Jeffery Winchester
Having spent a collective 30+ years in prison, I’ve grown accustomed to the hatred, violence, racism, anger, negativity, and ruthlessness that prison has to offer.
I am no stranger to a world filled with anger and violence, having afflicted permanent brain damage onto one man, taking the lives of two other men, and committing a brutal penitentiary stabbing myself.
Over the past 20 years, I have involved myself in numerous programs with one goal in mind: to make myself a better person so that I will never harm another human being as long as I live. I heard about a new program called Nonviolent Communication. I decided to look into it thinking that maybe I could find a golden nugget.
The first thing I learned was an entirely new concept for me. It was a thing called “empathy”. This was difficult for me to grasp because for the most of my life I had no concern for other people nor how they felt. As the months passed, bonds were formed and strengthened between all of the members in our Nonviolent Communication group. We began to accept and trust each other after only a few short months. Today we view each other as family.

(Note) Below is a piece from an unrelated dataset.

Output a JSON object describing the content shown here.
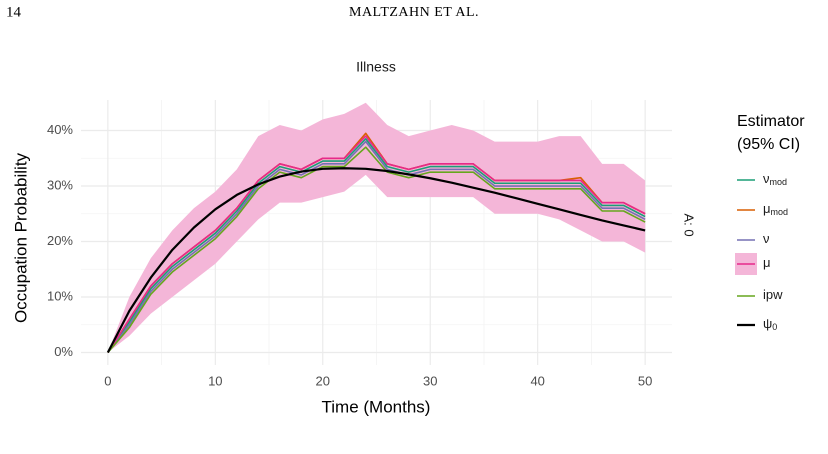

I found myself comparing what I had been learning in my Nonviolent Communication group to that of the numerous other programs that I had taken over the years. One thing is for certain—never before have I seen the changes and the progress that I’ve seen in each member of my Nonviolent Communication group.
My Nonviolent Communication group has a beautiful mixture of diversity across ethnicity, religion, personality, cultural background, and sexual preference. We have all lived by the codes, creeds, and unwritten rules of prison for many, many years. What I’ve seen and experienced in Nonviolent Communication I’ve never seen nor experienced anywhere else—and for that I am eternally grateful.
In my Nonviolent Communication group, we have all transcended ourselves above the elements of our own environment. We’ve crossed ethnic and racial boundaries, as well as having risen above the prison’s political convictions. We are able to look at each other and say, “I like you, I trust you, I respect you” and “I am proud to be your friend.” Thank you, Nonviolent Communication.